Fools are not fit, or, at least logic would say so. True or not, that statement perfectly fits Maggie: A Girl of the Streets. The application of Social Darwinism allows the reader to more fully understand and comprehend the tale, and its implications. This book is often considered the first Naturalist tale (Maggie, back cover), and often the first is the most extreme and stark in contrast as to what came before. The tale may be stark as such, but not extreme, I think. The morals of the society of that time censored the harsher aspects of tenement life out. Some may believe this book is anti-Capitalist, or at least, anti-Rockefeller capitalism. I feel that is pushing it. While Crane might be pushing some progressive politics here, I do not think it is a social commentary of the fallacies of our free market world. He may simply be trying to alert the hopeful migrant to the city that life there might be much worse than the countryside.
No one can be sure of what Crane meant, implied, or wrote into Maggie, but as critics or analysts of literature, we are obliged to find themes, philosophies, morals, or ideas imbedded, either intentionally or inadvertently into the fabric of the story. At its heart, the story can be seen as the American dream unrealized. It warns every hopeful immigrant that the American dream is just a dream. It takes ambition to make it a goal.
Crane makes frequent use of colors, and to startling effect. On every page, one can find multiple colors, hues, or shades; why does he use them so verbosely? I feel he used colors so often to express the variety and intensity of life in the Bowery, just as color defines the beauty of life and its evolution. However, color in the Bowery represents the hardship and cruelty of tenement life.

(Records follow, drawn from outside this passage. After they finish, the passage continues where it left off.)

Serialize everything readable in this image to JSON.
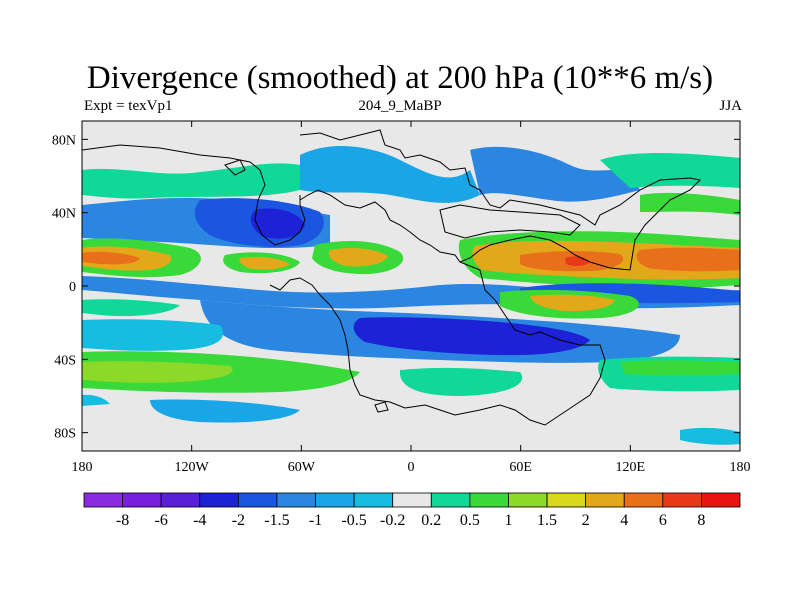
{
  "title": "Divergence (smoothed) at 200 hPa (10**6 m/s)",
  "left_label": "Expt = texVp1",
  "center_label": "204_9_MaBP",
  "right_label": "JJA",
  "lat_ticks": [
    {
      "lat": 80,
      "label": "80N"
    },
    {
      "lat": 40,
      "label": "40N"
    },
    {
      "lat": 0,
      "label": "0"
    },
    {
      "lat": -40,
      "label": "40S"
    },
    {
      "lat": -80,
      "label": "80S"
    }
  ],
  "lon_ticks": [
    {
      "lon": -180,
      "label": "180"
    },
    {
      "lon": -120,
      "label": "120W"
    },
    {
      "lon": -60,
      "label": "60W"
    },
    {
      "lon": 0,
      "label": "0"
    },
    {
      "lon": 60,
      "label": "60E"
    },
    {
      "lon": 120,
      "label": "120E"
    },
    {
      "lon": 180,
      "label": "180"
    }
  ],
  "colorbar": {
    "labels": [
      "-8",
      "-6",
      "-4",
      "-2",
      "-1.5",
      "-1",
      "-0.5",
      "-0.2",
      "0.2",
      "0.5",
      "1",
      "1.5",
      "2",
      "4",
      "6",
      "8"
    ],
    "colors": [
      "#8a2be2",
      "#7820e0",
      "#5a1fd8",
      "#1e22d6",
      "#1a56e0",
      "#2a86e0",
      "#1aa6e6",
      "#16bde0",
      "#e8e8e8",
      "#10d898",
      "#3ad93a",
      "#8cd92a",
      "#d8d81a",
      "#e2a81a",
      "#e8701a",
      "#e83a1a",
      "#e81414"
    ]
  },
  "colors": {
    "background": "#e8e8e8",
    "strong_negative": "#1e22d6",
    "negative": "#2a86e0",
    "weak_negative": "#16bde0",
    "weak_positive": "#10d898",
    "positive": "#3ad93a",
    "strong_positive": "#e2a81a",
    "max_positive": "#e83a1a"
  }
}
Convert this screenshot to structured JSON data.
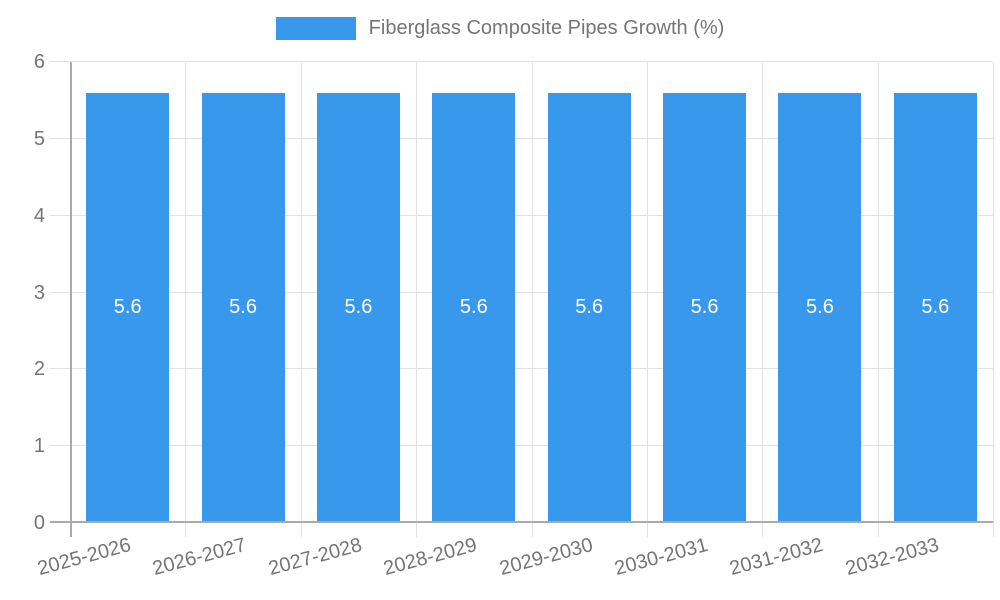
{
  "chart_data": {
    "type": "bar",
    "title": "Fiberglass Composite Pipes Growth (%)",
    "categories": [
      "2025-2026",
      "2026-2027",
      "2027-2028",
      "2028-2029",
      "2029-2030",
      "2030-2031",
      "2031-2032",
      "2032-2033"
    ],
    "values": [
      5.6,
      5.6,
      5.6,
      5.6,
      5.6,
      5.6,
      5.6,
      5.6
    ],
    "value_labels": [
      "5.6",
      "5.6",
      "5.6",
      "5.6",
      "5.6",
      "5.6",
      "5.6",
      "5.6"
    ],
    "xlabel": "",
    "ylabel": "",
    "ylim": [
      0,
      6
    ],
    "yticks": [
      0,
      1,
      2,
      3,
      4,
      5,
      6
    ],
    "grid": true,
    "legend_position": "top-center",
    "bar_color": "#3898EC",
    "bar_label_color": "#ffffff",
    "axis_text_color": "#757575",
    "grid_color": "#e2e2e2",
    "axis_line_color": "#aaaaaa"
  }
}
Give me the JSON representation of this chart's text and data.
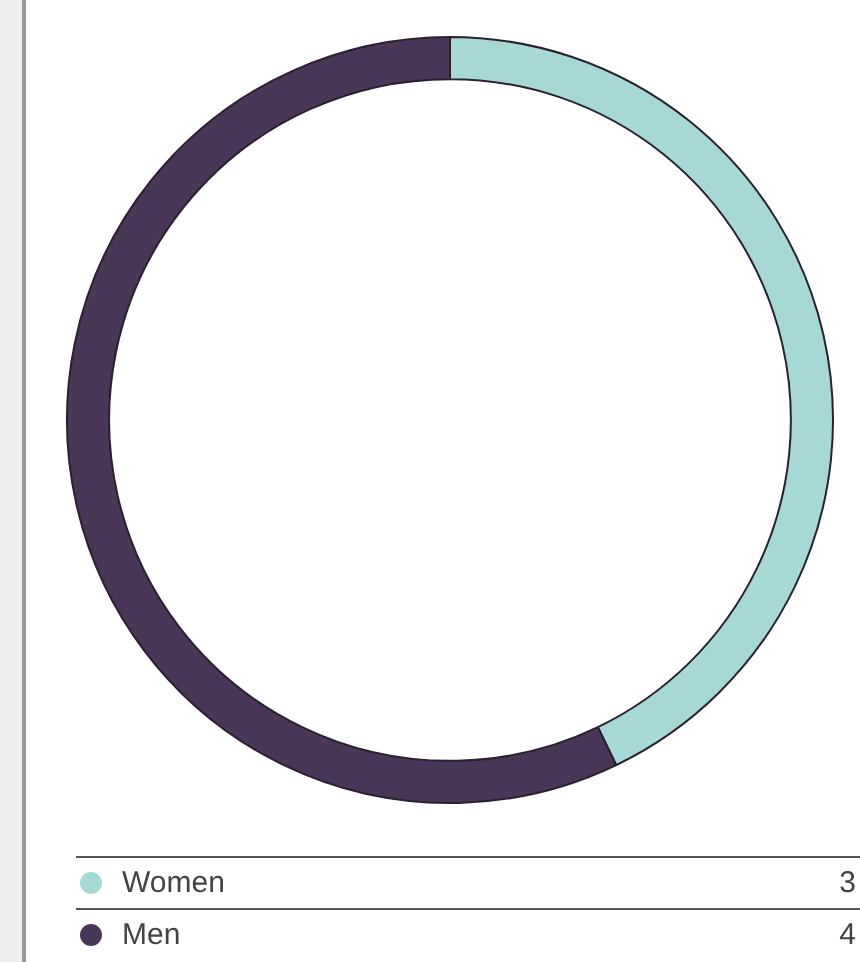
{
  "chart_data": {
    "type": "donut",
    "categories": [
      "Women",
      "Men"
    ],
    "values": [
      3,
      4
    ],
    "colors": [
      "#a6d9d6",
      "#4a3757"
    ],
    "legend": "bottom",
    "data_labels": true
  }
}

Maggie’s death presents an interesting possibility. Does her death, and her mother’s reaction to it, represent Humanity’s reaction to the extinction of certain species of late? Since we are discussing Social Darwinism, we should discuss the other form of Darwinism dominated by Man: artificial selection. Maggie’s mother, Mary, cursed her as she left home with Pete, yet promised forgiveness after her death (Maggie, 54). Does that not parallel our feelings towards the tiger or wild horse, who near extinction day-by-day, and those in their midst wish them gone, or care not for their preservation? Would those people plead Nature to give them back what they hated or did not want? This question can extends to materialism: we never know what we need, want, or love until we lose it.
So, it seems fair to say that Maggie: A Girl of the Streets is a morality tale which is set against the backdrop of the dying Gilded Age, in the framework of Social Darwinism and expresses the influence the outside world has on our destiny in the genre of Naturalism. The first of its kind, this novella is unique in its philosophy; it is not overt or subversive, it is plain and clear. It makes no promises, nor any statement of an opinion, only simply proclaims what is visible and known to be true. The story shows the realities of life in that setting, and sugarcoats none of it; for if it did, it would not have aged as well as it has. But, none of these things matter if you’re just looking for a good story, because anything can be a good story—Darwinian or not—and, as Plato said, “Taste is indisputable.”